Looking at The Death Tax as Government Revenues Lost
June 21, 2002
One factor cited by Senators in voting down repeal of the death tax last week was its impact on government revenues. Some of them expressed concern over the projected budget cost of more than $50 billion a year -- even though cost concerns didn't stop them when they passed the farm bill.
But some budget analysts say the death tax encourages behavior among the wealthy elderly which results in less -- not more -- federal revenues. In addition to encouraging estate planning, the tax reduces revenues by hurting the economy.
- Many wealthy individuals begin distributing assets long before they die to younger family members of lesser income in lower tax brackets.
- They may also establish various trusts aimed at keeping their money out of the hands of the federal tax collectors -- or give money to charities.
- B. Douglas Bernheim of Stanford University has written that the reduction in income tax revenue just from assets transferred before death may exceed the revenues raised by the estate tax.

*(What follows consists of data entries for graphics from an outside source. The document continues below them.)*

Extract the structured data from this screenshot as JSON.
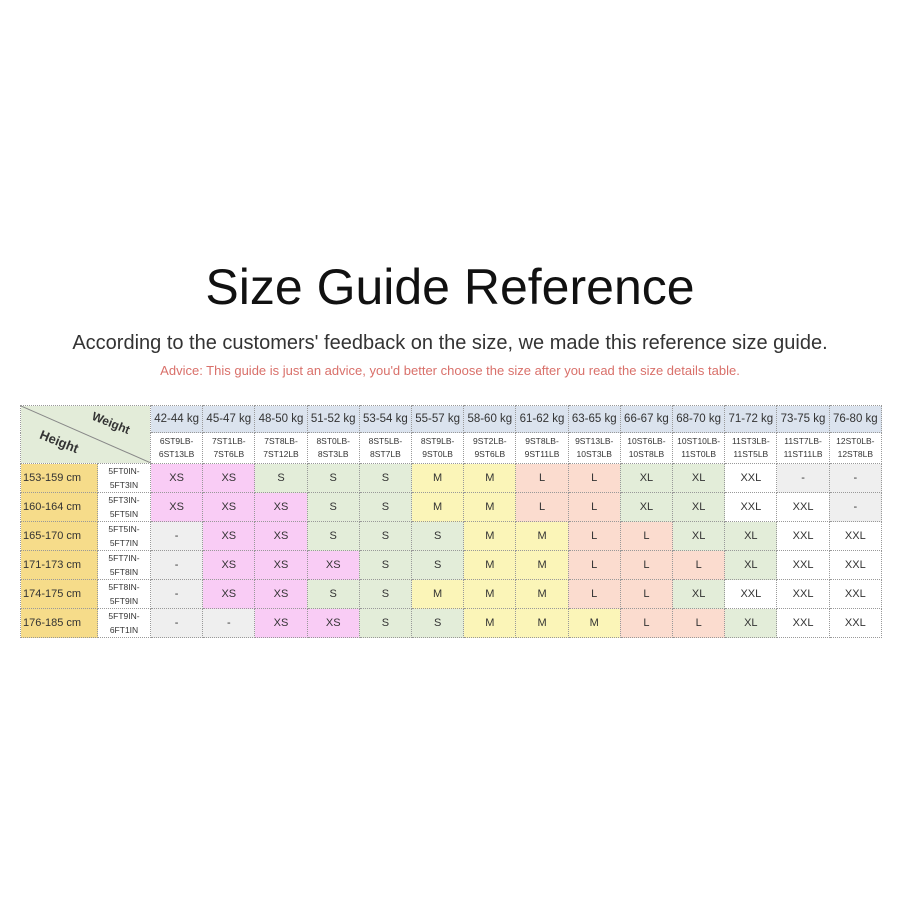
{
  "title": "Size Guide Reference",
  "subtitle": "According to the customers' feedback on the size, we made this reference size guide.",
  "advice": "Advice: This guide is just an advice, you'd better choose the size after you read the size details table.",
  "corner": {
    "weight": "Weight",
    "height": "Height"
  },
  "colors": {
    "XS": "#f9ccf5",
    "S": "#e3edd9",
    "M": "#fbf5b8",
    "L": "#fbdccf",
    "XL": "#e3edd9",
    "XXL": "#ffffff",
    "-": "#efefef"
  },
  "weights_kg": [
    "42-44 kg",
    "45-47 kg",
    "48-50 kg",
    "51-52 kg",
    "53-54 kg",
    "55-57 kg",
    "58-60 kg",
    "61-62 kg",
    "63-65 kg",
    "66-67 kg",
    "68-70 kg",
    "71-72 kg",
    "73-75 kg",
    "76-80 kg"
  ],
  "weights_st": [
    [
      "6ST9LB-",
      "6ST13LB"
    ],
    [
      "7ST1LB-",
      "7ST6LB"
    ],
    [
      "7ST8LB-",
      "7ST12LB"
    ],
    [
      "8ST0LB-",
      "8ST3LB"
    ],
    [
      "8ST5LB-",
      "8ST7LB"
    ],
    [
      "8ST9LB-",
      "9ST0LB"
    ],
    [
      "9ST2LB-",
      "9ST6LB"
    ],
    [
      "9ST8LB-",
      "9ST11LB"
    ],
    [
      "9ST13LB-",
      "10ST3LB"
    ],
    [
      "10ST6LB-",
      "10ST8LB"
    ],
    [
      "10ST10LB-",
      "11ST0LB"
    ],
    [
      "11ST3LB-",
      "11ST5LB"
    ],
    [
      "11ST7LB-",
      "11ST11LB"
    ],
    [
      "12ST0LB-",
      "12ST8LB"
    ]
  ],
  "rows": [
    {
      "cm": "153-159 cm",
      "ft": [
        "5FT0IN-",
        "5FT3IN"
      ],
      "sizes": [
        "XS",
        "XS",
        "S",
        "S",
        "S",
        "M",
        "M",
        "L",
        "L",
        "XL",
        "XL",
        "XXL",
        "-",
        "-"
      ]
    },
    {
      "cm": "160-164 cm",
      "ft": [
        "5FT3IN-",
        "5FT5IN"
      ],
      "sizes": [
        "XS",
        "XS",
        "XS",
        "S",
        "S",
        "M",
        "M",
        "L",
        "L",
        "XL",
        "XL",
        "XXL",
        "XXL",
        "-"
      ]
    },
    {
      "cm": "165-170 cm",
      "ft": [
        "5FT5IN-",
        "5FT7IN"
      ],
      "sizes": [
        "-",
        "XS",
        "XS",
        "S",
        "S",
        "S",
        "M",
        "M",
        "L",
        "L",
        "XL",
        "XL",
        "XXL",
        "XXL"
      ]
    },
    {
      "cm": "171-173 cm",
      "ft": [
        "5FT7IN-",
        "5FT8IN"
      ],
      "sizes": [
        "-",
        "XS",
        "XS",
        "XS",
        "S",
        "S",
        "M",
        "M",
        "L",
        "L",
        "L",
        "XL",
        "XXL",
        "XXL"
      ]
    },
    {
      "cm": "174-175 cm",
      "ft": [
        "5FT8IN-",
        "5FT9IN"
      ],
      "sizes": [
        "-",
        "XS",
        "XS",
        "S",
        "S",
        "M",
        "M",
        "M",
        "L",
        "L",
        "XL",
        "XXL",
        "XXL",
        "XXL"
      ]
    },
    {
      "cm": "176-185 cm",
      "ft": [
        "5FT9IN-",
        "6FT1IN"
      ],
      "sizes": [
        "-",
        "-",
        "XS",
        "XS",
        "S",
        "S",
        "M",
        "M",
        "M",
        "L",
        "L",
        "XL",
        "XXL",
        "XXL"
      ]
    }
  ]
}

- Further, the tax weakens incentives to save and invest -- with economists Gary and Aldona Robbins estimating that elimination of it would boost gross domestic product enough that, within 10 years, federal tax revenues would be higher than if the tax had been retained.
If these researchers are even half right, the death tax brings in nothing. If they are both fully correct, the tax will not bring in the projected $50 billion a year after 2010 -- it will lose $50 billion a year.